At the baseline, video games are healthy in balanced doses. They have a mixed bag of benefits and uses: a destresser after a long day of lectures and work, a practical tool for creativity and brain stimulation, a way to connect with other like-minded people, and more. Chiefly, online gaming is bona fide fun — a form of entertainment that perfectly blends storytelling, strategy, competition, and social interaction. The online relationships and lifelong friendships formed through gaming communities are invaluable. 
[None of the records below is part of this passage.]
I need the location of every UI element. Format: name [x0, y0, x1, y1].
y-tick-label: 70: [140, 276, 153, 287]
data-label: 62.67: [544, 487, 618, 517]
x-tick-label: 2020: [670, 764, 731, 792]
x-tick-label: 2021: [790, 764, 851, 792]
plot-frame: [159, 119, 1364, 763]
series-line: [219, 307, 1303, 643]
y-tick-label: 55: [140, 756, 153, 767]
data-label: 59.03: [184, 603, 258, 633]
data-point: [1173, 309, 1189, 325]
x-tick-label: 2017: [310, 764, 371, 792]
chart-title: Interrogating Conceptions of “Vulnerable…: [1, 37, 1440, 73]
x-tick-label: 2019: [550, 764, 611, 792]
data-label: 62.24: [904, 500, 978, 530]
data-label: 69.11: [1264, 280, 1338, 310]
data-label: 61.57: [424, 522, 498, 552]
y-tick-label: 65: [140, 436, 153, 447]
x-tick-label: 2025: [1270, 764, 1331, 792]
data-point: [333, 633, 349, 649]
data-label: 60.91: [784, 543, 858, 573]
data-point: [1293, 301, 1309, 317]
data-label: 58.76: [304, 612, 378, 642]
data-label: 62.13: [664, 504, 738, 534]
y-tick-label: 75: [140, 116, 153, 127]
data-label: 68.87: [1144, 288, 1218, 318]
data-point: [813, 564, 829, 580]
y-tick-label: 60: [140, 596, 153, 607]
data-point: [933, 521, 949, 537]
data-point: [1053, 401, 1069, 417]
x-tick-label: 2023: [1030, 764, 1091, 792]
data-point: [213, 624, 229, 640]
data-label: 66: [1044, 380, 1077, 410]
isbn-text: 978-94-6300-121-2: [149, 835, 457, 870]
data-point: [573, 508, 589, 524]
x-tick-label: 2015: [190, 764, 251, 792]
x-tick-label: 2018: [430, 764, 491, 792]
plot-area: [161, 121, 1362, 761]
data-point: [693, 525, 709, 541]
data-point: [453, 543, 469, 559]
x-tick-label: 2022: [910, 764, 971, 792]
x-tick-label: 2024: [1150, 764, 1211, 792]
Excessive online gaming, however, is dangerous and unhealthy. I contend that U of T’s student body — filled with young, malleable minds — is at risk of zombification. As students consume more video games, they develop a common list of symptoms: anxiety, brain fog, lethargy, lack of motivation, and procrastination. Put differently, they reach a state of constant procrastination and being tired all the time. The “just one more game” mentality turns into a five-hour gaming session and an energy and motivation drainer.

There’s science behind this video game zombification. I’m worried that I may be seeing some U of T students beginning to show signs of internet gaming disorder (IGD). Characterized as an addiction and mental disorder, IGD is recognized and inked in the fifth edition of The Diagnostic and Statistical Manual of Mental Disorders — the American Psychiatric Association’s medical bible for mental health professionals. Among other symptoms, an IGD diagnosis means a person possesses a gaming preoccupation, continuously increases their time spent video gaming, and harms their work and education because of video games. 

There are two likely causes behind excessive gaming: the extremely stimulating nature of online games and the release of dopamine associated with gaming. Neurological research shows similar changes in the brain when comparing the effects of online gaming to addictive substances. IGD leads to anxiety, insomnia, depression, irritability, and the endangerment of academic or work functions. In other words, excessive online gaming leads to zombification — a crisis I see currently taking over U of T students.

It may be easy to scoff at online gaming and label it negligible and inconsequential to students — as just a simple, childish pastime. But when you walk into your lecture hall and witness the dystopian scene of endless Chess.com screens; when you walk around campus and see U of T’s video game zombies like it’s an episode of The Walking Dead; when you watch friends slowly fall into a cycle of procrastination and apathy; when you start seething with a quiet rage as you lose another League of Legends game, and you end up listening to the clicks and clacks of your mouse and keyboard until rays of sun flood through your window — at that point, you will realize the dangers and toxicity of excessive online gaming.

Every U of T student is the main character in their Pokémon RPG (role-playing game) or Baldur’s Gate campaign. In any student’s quest to reach the Robarts Castle or slay that 3,000-word demon king essay, they don’t deserve to be zombified. Life between lectures shouldn’t be defined by excessive online gaming, procrastination, and apathy — it should be a healthy, moderated space where students can safely and soundly be the main characters of their own U of T RPGs.

James Jiang is a fourth-year political science specialist student at Trinity College. He is the Life Between Lectures columnist for The Varsity’s Comment section.